Da qui si giunge presto alle attività teatrali vere e proprie, che vengono inaugurate mercoledì 9 dalle 18 alle 21 presso il Teatro Studio dall’ultimo lavoro dei padroni di casa – il Teatro del Lemming presenta “Metamorfosi, di forme mutate” -, per poi espandersi da giovedì a domenica con quattro lavori al giorno presentati dalle 18 alle 22.
Giovedì 10 alle 18 sarà la volta de”I miei fragili amici”, l’indagine di Valentina Dal Mas sulla sottigliezza dell’incontro con gli amici, accoppiata poi a “LOOP”, uno studio intorno al mito di Sisifo condotto da Livello 4.
Si procede poi con la compagnia Abbondanza/Bertoni che presenta alle 20,15 al Teatro Studio “HYENAS”, un ballo in maschera di minotauri contemporanei, e concludendo infine la giornata al Chiostro degli Olivetani con “Sarajevo, mon amour” di Farmacia Zoo:è, una storia di resistenza che è il lascito teatrale di un viaggio compiuto davvero dagli attori e scrittori del pezzo, che rivangano assieme i 1425 giorni d’assedio vissuti dalla città del titolo a metà degli anni ‘90.
Ci si rivede il venerdì alle 18,30 ai Giardini due Torri per “Alla Sorgente” di Domenico Castaldo/Labprem, un ritorno al tragico che non mancherà di indagare nuovi rapporti possibili con gli spettatori.

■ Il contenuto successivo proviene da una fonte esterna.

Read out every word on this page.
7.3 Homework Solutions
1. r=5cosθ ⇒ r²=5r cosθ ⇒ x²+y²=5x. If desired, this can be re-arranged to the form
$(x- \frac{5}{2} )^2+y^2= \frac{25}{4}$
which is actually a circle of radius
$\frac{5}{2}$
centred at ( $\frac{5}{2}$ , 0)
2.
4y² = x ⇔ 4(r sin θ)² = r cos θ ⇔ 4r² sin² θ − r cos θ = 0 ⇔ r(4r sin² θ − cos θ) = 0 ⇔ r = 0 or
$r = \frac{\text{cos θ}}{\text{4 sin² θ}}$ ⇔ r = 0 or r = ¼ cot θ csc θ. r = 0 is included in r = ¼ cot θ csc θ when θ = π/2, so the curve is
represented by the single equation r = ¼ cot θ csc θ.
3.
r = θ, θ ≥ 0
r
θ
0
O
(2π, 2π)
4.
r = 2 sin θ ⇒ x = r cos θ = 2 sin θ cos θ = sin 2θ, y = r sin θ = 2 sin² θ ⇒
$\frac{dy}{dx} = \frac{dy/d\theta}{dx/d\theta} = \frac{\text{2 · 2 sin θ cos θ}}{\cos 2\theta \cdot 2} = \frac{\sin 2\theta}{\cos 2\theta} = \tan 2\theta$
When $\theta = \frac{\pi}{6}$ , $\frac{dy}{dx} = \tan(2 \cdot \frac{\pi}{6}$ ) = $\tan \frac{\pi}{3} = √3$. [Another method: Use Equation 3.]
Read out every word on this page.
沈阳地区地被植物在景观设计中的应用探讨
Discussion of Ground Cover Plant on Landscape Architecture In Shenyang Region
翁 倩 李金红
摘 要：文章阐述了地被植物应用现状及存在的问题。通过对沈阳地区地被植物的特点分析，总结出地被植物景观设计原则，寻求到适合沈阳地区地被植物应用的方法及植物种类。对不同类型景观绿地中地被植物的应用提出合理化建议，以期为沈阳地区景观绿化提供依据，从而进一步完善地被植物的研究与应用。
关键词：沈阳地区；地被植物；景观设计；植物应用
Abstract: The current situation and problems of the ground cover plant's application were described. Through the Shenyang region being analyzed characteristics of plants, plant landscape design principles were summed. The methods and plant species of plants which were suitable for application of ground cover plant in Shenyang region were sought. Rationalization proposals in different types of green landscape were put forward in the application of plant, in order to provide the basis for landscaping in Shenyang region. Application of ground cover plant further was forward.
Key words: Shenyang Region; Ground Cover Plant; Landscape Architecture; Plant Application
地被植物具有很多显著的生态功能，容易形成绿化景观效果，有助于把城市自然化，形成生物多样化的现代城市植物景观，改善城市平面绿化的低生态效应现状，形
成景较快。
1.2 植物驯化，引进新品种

Alle 21, al Teatro Studio, va invece in scena l’ultimo lavoro di Cantiere Artaud, “L’eco della falena”, una ricerca sul tempo come memoria e ricordo, dal problema del trauma al tema dell’infanzia.
Sabato 12, ad ingresso gratuito, un laboratorio di danza africana dalle 17 alle 18 ai Giardini Due Torri e poi alle 20,15 il “Caligola” del Teatro del Carretto, liberamente ispirato al capolavoro di Albert Camus, non così spesso disponibile sulle nostre scene italiane. Segue, alle 22, di Angelo Campolo, “Stay hungry“, il racconto dal punto di vista del teatro di un’Italia schizofrenica che deve fare i conti con la fame di vita dei migranti, con i quali l’autore ha lavorato fattivamente in progetti di ricerca teatrale.
Il programma di questa edizione si conclude con l’ultima ricca giornata di festival, inaugurata in mattinata dal laboratorio gratuito di teatro-danza a cura di Thierry Parmentier, che lavorerà sul problema del mantenimento delle distanze interpersonali in ambito scenico, e che continua poi con Fabio Liberti e il suo nuovo lavoro “We are present” alle 18 in piazza Annonaria, un evento di coreografia istantanea basato sugli stimoli provenienti dal pubblico che presenzierà all’evento. Ancora, alle 20.15, CRiB presenta “U*”, un lavoro sulle indeterminatezze derivanti dai oggi molto sentiti gender troubles.
Il tutto si chiuderà, infine, con un concerto conclusivo alle 22 ai Giardini Due Torri messo in atto dalla sinergia tra classico e indie delle note di Federico Albanese.